Women can not play a 50% role in the power structure until their partners play a 50% role in the home. Most of what Sandberg says, makes complete sense to me when I consider my personal circumstances.
Ironically, I have my own very different table story that my mother used to tell about La Petite Mademoiselle (c'est moi). I was such a polite well-behaved little child, that I would never touch or ask for any treats on the coffee table when I was visiting. Once I didn't eat my cake at a children's party because I had no fork. I was polite and "knew my place." As a bright girl, I didn't raise my hand for fear that people would consider me "a know-it-all." Although I was a scholarship winner, I was devastated at having to "go into the draw" for a grad date. I probably would have traded my high grades for any boyfriend. I am not embarrassed or ashamed of this time of my life because I really did not know anything else. Had I been born in 1969 as Sandberg was, my outlook would have been different.
When I married in 1974, young women did not have the same sexual freedom as they did 20 years later. It was expected that if a young man and woman had a committed relationship for a period of time that they would marry. A responsible young man knew that he would be the principal breadwinner and so focussed on career while his young wife worked outside the home until the children were born. I worked as a bank teller and was overjoyed when my daughter was born after 10 months of marriage. Certainly, career, nannies or husband's participation in the household were the furthest things from my mind!

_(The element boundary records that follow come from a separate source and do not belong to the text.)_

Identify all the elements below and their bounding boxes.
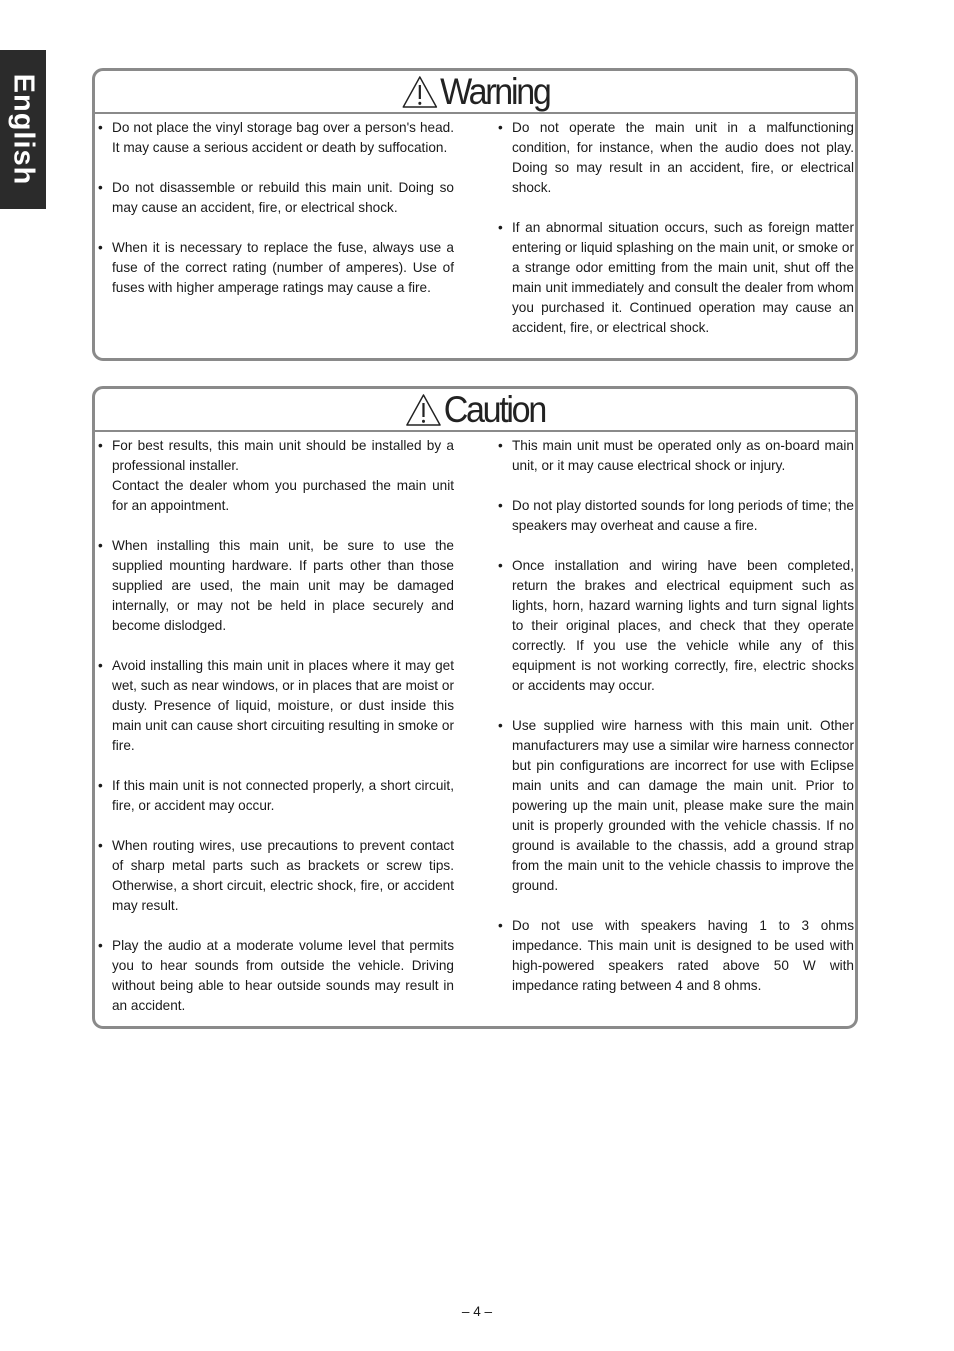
warning-columns	[95, 114, 855, 358]
caution-title: Caution	[443, 388, 545, 430]
bullet-text: For best results, this main unit should be installed by a professional installer.	[112, 438, 454, 473]
bullet-text: Use supplied wire harness with this main unit. Other manufacturers may use a similar wire harness connector but pin configurations are incorrect for use with Eclipse main units and can damage the main unit. Prior to powering up the main unit, please make sure the main unit is properly grounded with the vehicle chassis. If no ground is available to the chassis, add a ground strap from the main unit to the vehicle chassis to improve the ground.	[512, 718, 854, 893]
bullet-text: Do not disassemble or rebuild this main unit. Doing so may cause an accident, fire, or electrical shock.	[112, 180, 454, 215]
bullet-item	[498, 916, 854, 996]
bullet-item	[98, 178, 454, 218]
bullet-dot-icon: •	[498, 558, 503, 573]
bullet-dot-icon: •	[98, 240, 103, 255]
bullet-dot-icon: •	[98, 778, 103, 793]
bullet-text: If an abnormal situation occurs, such as foreign matter entering or liquid splashing on the main unit, or smoke or a strange odor emitting from the main unit, shut off the main unit immediately and consult the dealer from whom you purchased it. Continued operation may cause an accident, fire, or electrical shock.	[512, 220, 854, 335]
bullet-dot-icon: •	[98, 180, 103, 195]
bullet-item	[498, 496, 854, 536]
bullet-dot-icon: •	[498, 120, 503, 135]
caution-columns	[95, 432, 855, 1026]
caution-box	[92, 386, 858, 1029]
bullet-dot-icon: •	[98, 120, 103, 135]
language-tab-label: English	[7, 73, 40, 186]
bullet-text: If this main unit is not connected properly, a short circuit, fire, or accident may occur.	[112, 778, 454, 813]
bullet-text: When routing wires, use precautions to prevent contact of sharp metal parts such as brackets or screw tips. Otherwise, a short circuit, electric shock, fire, or accident may result.	[112, 838, 454, 913]
bullet-text: This main unit must be operated only as on-board main unit, or it may cause electrical shock or injury.	[512, 438, 854, 473]
bullet-dot-icon: •	[98, 938, 103, 953]
bullet-text: Do not operate the main unit in a malfunctioning condition, for instance, when the audio does not play. Doing so may result in an accident, fire, or electrical shock.	[512, 120, 854, 195]
caution-right-column	[498, 436, 854, 1016]
bullet-text: Do not use with speakers having 1 to 3 ohms impedance. This main unit is designed to be used with high-powered speakers rated above 50 W with impedance rating between 4 and 8 ohms.	[512, 918, 854, 993]
caution-triangle-icon	[405, 393, 442, 427]
bullet-dot-icon: •	[98, 438, 103, 453]
bullet-item	[498, 436, 854, 476]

I accept that the choices that I made at this time were not the best ones for me personally or professionally but they were the choices that I knew how to make. I read Betty Friedan and I experienced the discomfort of a life that didn't feel right. At 34, I chose to leave that life and started a different one. Sometimes, when I hear of a 39th anniversary, I feel a little sad for the life that I left and I would have enjoyed having more children. But I have accomplished some other professional and personal goals. Sandberg clearly states that we can not have it all. Nobody can. Her daughter cries when mummy leaves just like any other child.
As the women's movement (really the people's movement) is more established, younger women are able to make more informed decisions about their lives. I can't go back to the 70's and change history.
But tomorrow, I will be celebrating the birthday of my 38 year-old daughter who leads an independent life on her own terms.